A colleague asks what he should tell his students when they say:

What’s the point of formalizing all of this into such a long dense 10-page paper? why can’t we just put up our code and demos on github, maybe write a blog post on it, make some youtube demos and give talks, etc.?

Tell them they don’t want to end up like me!

Blog posts and demo videos don’t stick. I’ve been doing them for years and almost no one pays any attention. They don’t get cited by related work. It’s like they never happened. Writing a paper sucks, and you have to do a ton of bullshit to get it accepted, but it has two crucial benefits:

    1. You need a really deep dive to explain something new or complicated. Someone can closely study a paper and get 10x more information than any slide deck or video.
    2. Other researchers doing related work are obliged to read your paper if it is peer reviewed. Let’s face it, that is usually the only reason a paper gets read. Researchers are not obliged to cite non-peer-reviewed content, so it gets ignored.

Let’s see if I can take my own advice!

4 Replies to “Publish or Vanish”

  1. [Comment lost to failed captcha — sorry!]

    Hey, I have been working on a paper for months – it’s not an easy task for me – and I plan to cite your work. Not doing so would be tantamount to ungrateful intellectual dishonesty!

    I just confirmed that I cited you, four times, in my last paper (rejected) … I am starting to feel proud of myself for doing the right thing … then again (shame) I have not been proven worthy of publication. Consolation prize: one of my former students was.

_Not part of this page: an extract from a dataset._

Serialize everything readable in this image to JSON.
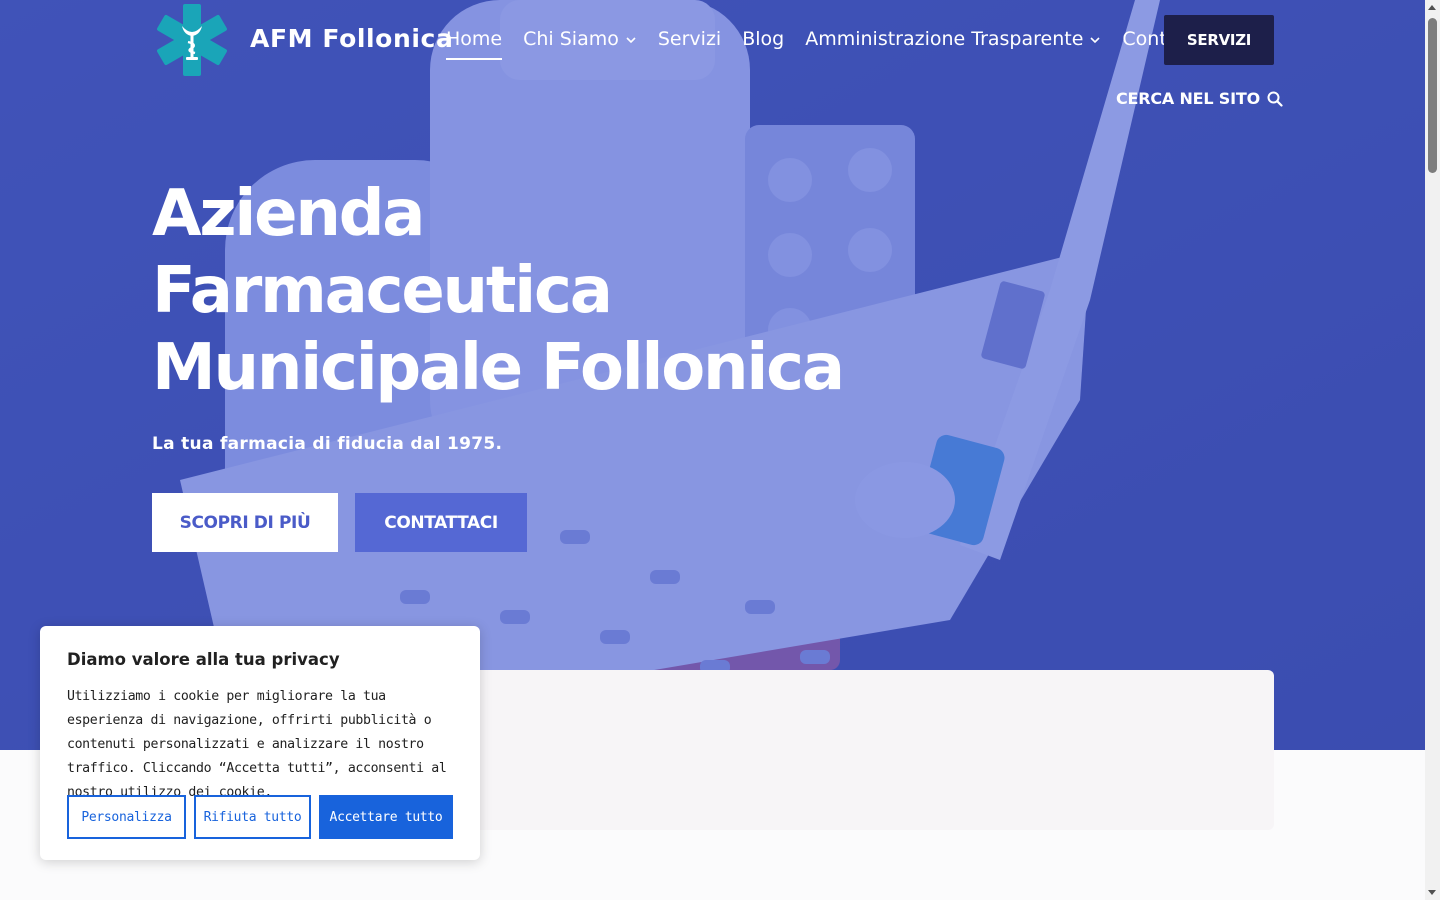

    Renegade outliers’ pride, your point is well noted … and your colleague’s students should want even less to end up like me!

    Thank you,

    Enzo Alda
    Lakebolt Research

  2. – one video by DHH of Ruby on Rails started an avalanche.
    – a demo video at Strange Loop of Stephen Wolfram can blow your mind for weeks.
    – blog posts show up in Google searches and CodingHorror.com seems to be attracting a valuable audience over time.

    Signed,
    Structure and Interpretation of Computer Programs
    https://github.com/metaperl
    metaperl@gmail.com

  3. Good points, though none of those examples are research. It seems that when people have something they can actually use right now then videos can be a good way of introducing it to them.